Backs `legal_search`. Works **keyless** — `legal_search` is always available. An optional token raises the rate limit.

**Step 1**: (Optional) Register at [courtlistener.com](https://www.courtlistener.com) and create an API token in your account settings.

**Step 2**: Configure (optional)

```bash
export COURTLISTENER_API_TOKEN=your-token
```

**Notes**: Without a token, roughly 100 requests/day; a token raises this to ~5000/day. Coverage is US federal and state court opinions.

### World Bank + OECD + Eurostat (keyless) + FRED (key)

`econ_search` is backed by four providers. **World Bank Open Data**, **OECD**, and **Eurostat** are all keyless and always available. **FRED** (Federal Reserve Economic Data) adds 800K+ US macro series and needs a free key.

- World Bank (`provider: worldbank`) — global development indicators for 200+ economies, scope by `country`
- OECD (`provider: oecd`) — OECD economy indicators via SDMX
- Eurostat (`provider: eurostat`) — European official statistics
- FRED (`provider: fred`) — US macro series (GDP, CPI, unemployment, rates)

So `econ_search` works out of the box (World Bank, OECD, Eurostat); add the FRED key to also reach US macro series.

**FRED — Step 1**: Request a free key at [fred.stlouisfed.org](https://fred.stlouisfed.org/docs/api/api_key.html) (sign in → My Account → API Keys).

**FRED — Step 2**: Configure

```bash
export FRED_API_KEY=your-fred-key
```

**Notes**: World Bank, OECD, and Eurostat require no configuration. FRED is enabled by `FRED_API_KEY`. Observation values pass through exactly as each source returns them — no rounding; the FRED key is sent as a query param and never logged.

### ClinicalTrials.gov (Clinical Trials)

Backs `clinical_search`. Works **keyless** — `clinical_search` is always available. No registration or API key.

**Notes**: Queries the ClinicalTrials.gov v2 API (NIH registry of 400K+ studies). Returns trial registrations as typed data (status, phase, sponsor, conditions, interventions, results availability); read the full record via `scrape_page` on the returned `url`. Discovery + primary-source retrieval only — not medical advice.

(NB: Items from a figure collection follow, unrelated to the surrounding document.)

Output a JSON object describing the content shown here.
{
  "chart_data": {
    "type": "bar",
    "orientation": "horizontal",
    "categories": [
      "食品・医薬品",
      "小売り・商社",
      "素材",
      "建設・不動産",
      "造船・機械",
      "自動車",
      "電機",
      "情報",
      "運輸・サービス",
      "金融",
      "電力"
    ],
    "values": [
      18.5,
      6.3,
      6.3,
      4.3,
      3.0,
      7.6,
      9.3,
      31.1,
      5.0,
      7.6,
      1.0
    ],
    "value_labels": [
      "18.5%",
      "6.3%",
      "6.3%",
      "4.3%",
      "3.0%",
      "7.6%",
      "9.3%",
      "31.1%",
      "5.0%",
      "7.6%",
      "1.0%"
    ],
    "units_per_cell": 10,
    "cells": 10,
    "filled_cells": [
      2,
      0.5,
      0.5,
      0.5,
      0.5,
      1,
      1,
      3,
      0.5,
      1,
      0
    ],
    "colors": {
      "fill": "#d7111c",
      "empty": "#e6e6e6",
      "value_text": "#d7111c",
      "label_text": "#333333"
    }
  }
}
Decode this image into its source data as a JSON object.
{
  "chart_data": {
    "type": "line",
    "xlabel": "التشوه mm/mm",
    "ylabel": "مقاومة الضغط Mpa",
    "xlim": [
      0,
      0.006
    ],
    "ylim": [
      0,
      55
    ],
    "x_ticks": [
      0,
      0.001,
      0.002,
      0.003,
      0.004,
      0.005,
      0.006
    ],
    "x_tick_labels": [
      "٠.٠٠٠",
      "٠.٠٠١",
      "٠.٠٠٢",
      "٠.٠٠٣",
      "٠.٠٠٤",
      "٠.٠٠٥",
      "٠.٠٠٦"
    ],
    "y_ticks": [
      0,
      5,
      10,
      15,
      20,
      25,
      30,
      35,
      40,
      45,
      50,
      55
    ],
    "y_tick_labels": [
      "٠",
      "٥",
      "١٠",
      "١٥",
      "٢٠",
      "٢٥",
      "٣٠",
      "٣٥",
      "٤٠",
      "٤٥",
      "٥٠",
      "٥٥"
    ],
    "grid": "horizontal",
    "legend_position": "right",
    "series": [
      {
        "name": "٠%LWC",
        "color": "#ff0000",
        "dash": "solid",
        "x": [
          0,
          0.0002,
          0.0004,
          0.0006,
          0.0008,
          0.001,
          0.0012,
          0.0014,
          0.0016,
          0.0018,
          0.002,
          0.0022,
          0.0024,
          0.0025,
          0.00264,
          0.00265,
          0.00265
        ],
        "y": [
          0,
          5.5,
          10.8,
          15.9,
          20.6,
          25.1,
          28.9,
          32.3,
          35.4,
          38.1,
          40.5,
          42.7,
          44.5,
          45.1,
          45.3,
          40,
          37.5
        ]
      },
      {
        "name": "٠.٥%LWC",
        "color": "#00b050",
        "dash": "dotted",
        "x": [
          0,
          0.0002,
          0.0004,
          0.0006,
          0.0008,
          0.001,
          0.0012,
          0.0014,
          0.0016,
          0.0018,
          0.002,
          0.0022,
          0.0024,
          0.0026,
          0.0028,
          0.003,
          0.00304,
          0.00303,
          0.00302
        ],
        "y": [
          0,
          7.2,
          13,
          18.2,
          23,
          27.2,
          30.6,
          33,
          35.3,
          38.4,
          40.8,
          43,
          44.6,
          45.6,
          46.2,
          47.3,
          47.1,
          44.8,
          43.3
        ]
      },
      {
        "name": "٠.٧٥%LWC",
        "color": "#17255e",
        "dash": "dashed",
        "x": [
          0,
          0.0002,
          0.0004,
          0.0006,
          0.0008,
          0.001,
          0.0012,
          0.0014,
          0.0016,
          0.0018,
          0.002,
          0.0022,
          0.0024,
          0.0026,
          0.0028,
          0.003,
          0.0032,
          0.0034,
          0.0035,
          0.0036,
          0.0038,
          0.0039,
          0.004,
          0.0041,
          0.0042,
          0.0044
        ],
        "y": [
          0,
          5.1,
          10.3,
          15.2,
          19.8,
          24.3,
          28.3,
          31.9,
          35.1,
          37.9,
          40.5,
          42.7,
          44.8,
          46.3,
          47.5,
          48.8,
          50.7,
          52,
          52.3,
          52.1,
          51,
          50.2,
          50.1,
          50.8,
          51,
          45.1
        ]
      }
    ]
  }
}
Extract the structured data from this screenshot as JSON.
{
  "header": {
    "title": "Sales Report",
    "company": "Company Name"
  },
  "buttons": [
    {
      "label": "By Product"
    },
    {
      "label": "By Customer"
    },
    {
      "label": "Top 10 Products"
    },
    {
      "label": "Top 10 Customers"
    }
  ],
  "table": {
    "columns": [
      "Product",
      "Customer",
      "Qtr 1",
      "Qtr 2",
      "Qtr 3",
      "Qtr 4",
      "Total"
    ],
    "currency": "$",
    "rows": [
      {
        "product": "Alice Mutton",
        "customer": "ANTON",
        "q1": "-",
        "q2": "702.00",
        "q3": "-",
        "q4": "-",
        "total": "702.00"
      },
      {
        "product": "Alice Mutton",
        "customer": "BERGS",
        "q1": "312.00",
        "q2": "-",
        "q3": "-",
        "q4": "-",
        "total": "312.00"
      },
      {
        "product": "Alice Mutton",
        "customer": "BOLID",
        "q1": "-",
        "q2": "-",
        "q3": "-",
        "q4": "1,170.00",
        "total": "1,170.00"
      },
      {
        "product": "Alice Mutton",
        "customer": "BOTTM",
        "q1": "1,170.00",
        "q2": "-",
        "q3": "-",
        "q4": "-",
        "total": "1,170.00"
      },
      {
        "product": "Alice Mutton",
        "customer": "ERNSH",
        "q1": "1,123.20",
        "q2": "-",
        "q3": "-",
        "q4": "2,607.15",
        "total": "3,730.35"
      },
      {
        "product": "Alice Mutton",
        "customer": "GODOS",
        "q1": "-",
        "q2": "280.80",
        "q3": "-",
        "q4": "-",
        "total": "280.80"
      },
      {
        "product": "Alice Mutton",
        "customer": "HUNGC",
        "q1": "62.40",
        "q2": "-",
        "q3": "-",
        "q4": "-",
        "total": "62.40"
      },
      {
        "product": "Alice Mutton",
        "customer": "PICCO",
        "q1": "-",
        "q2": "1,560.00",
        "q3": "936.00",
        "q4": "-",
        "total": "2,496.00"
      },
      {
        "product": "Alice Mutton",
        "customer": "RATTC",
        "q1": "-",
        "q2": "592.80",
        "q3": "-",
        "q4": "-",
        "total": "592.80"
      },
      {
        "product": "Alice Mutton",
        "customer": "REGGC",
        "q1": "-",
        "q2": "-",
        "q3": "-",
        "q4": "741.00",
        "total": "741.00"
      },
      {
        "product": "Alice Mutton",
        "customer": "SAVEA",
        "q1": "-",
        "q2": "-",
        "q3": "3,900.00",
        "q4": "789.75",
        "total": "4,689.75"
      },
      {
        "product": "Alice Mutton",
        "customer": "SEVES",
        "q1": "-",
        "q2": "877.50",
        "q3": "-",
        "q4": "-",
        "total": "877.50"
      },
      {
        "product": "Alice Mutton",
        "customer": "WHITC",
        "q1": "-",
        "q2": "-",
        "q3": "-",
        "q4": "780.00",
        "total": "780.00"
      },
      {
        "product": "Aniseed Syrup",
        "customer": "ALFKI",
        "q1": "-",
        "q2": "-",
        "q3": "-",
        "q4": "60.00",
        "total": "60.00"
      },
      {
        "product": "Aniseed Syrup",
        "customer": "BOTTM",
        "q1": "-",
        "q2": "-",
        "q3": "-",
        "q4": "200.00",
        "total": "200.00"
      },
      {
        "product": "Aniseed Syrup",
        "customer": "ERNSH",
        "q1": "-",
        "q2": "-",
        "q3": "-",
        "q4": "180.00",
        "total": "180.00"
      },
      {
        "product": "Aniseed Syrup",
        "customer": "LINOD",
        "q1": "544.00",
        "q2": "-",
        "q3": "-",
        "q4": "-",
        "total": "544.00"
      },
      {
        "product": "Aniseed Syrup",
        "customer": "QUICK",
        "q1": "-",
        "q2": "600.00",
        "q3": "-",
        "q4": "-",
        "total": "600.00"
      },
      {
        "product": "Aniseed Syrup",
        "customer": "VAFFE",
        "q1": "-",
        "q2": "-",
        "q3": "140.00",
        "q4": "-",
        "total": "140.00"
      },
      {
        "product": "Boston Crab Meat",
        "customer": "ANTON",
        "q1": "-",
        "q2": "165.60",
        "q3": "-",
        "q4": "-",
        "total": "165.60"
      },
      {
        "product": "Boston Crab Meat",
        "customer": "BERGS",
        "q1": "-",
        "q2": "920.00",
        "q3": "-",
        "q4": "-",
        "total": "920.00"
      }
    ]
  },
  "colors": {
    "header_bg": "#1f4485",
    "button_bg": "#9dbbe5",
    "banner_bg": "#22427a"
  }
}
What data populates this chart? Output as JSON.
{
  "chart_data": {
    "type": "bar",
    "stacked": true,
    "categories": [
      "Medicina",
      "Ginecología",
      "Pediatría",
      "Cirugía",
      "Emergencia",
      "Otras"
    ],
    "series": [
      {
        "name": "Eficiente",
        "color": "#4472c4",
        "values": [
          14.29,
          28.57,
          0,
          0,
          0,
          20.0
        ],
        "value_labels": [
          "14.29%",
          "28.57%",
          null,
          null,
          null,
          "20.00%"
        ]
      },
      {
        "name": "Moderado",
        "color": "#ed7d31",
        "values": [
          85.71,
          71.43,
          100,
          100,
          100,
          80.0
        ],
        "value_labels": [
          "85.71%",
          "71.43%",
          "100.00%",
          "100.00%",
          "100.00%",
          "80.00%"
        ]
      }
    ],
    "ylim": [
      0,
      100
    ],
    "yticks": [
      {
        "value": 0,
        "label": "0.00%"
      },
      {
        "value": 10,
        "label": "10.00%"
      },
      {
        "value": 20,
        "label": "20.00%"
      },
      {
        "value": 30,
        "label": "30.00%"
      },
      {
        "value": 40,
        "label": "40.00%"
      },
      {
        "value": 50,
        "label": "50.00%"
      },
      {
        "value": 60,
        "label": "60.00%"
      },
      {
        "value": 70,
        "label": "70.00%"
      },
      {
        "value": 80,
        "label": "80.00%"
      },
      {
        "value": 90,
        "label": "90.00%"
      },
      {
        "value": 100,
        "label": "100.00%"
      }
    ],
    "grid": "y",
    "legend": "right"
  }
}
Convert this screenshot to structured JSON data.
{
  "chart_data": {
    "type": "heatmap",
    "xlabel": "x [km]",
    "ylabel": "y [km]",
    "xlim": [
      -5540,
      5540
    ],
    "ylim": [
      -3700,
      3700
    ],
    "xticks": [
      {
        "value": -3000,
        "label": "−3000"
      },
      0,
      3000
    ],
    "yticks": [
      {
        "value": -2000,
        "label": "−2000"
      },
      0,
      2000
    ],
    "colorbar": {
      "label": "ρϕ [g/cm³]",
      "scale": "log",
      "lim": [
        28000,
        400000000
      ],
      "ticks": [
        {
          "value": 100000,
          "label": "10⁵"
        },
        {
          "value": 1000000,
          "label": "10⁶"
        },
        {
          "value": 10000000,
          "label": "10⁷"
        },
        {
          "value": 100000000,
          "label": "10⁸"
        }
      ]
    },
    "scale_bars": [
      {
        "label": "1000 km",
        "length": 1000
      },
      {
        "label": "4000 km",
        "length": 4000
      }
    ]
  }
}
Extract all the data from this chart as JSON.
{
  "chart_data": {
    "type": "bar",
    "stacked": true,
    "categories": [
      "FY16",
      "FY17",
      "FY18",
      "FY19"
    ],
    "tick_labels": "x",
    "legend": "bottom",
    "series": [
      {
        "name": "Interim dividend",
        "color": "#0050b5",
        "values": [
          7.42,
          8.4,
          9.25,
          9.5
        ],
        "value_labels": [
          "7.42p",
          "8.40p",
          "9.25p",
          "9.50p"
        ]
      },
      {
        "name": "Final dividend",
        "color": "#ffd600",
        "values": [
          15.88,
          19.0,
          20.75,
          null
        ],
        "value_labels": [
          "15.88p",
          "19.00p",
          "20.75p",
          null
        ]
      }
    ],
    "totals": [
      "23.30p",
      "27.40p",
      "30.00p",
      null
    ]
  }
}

### Internet Archive — Save Page Now (Optional, for `archive_source`)

The `archive_source` tool triggers an Internet Archive Save Page Now (SPN) capture. It works **keyless** by default — no registration is required. An optional S3-style key pair raises the rate limit and improves capture reliability for high-volume use.

**Step 1**: (Optional) Sign in at [archive.org/account/s3.php](https://archive.org/account/s3.php) to generate an access/secret key pair.

**Step 2**: Configure (both are optional)

```bash
export IA_ACCESS_KEY=your-ia-access-key
export IA_SECRET_KEY=your-ia-secret-key
```

**Notes**: Both keys are required together — set neither or both. Values are never logged or included in error messages. Keyless SPN is sufficient for occasional archiving; keys are recommended for production deployments that archive frequently.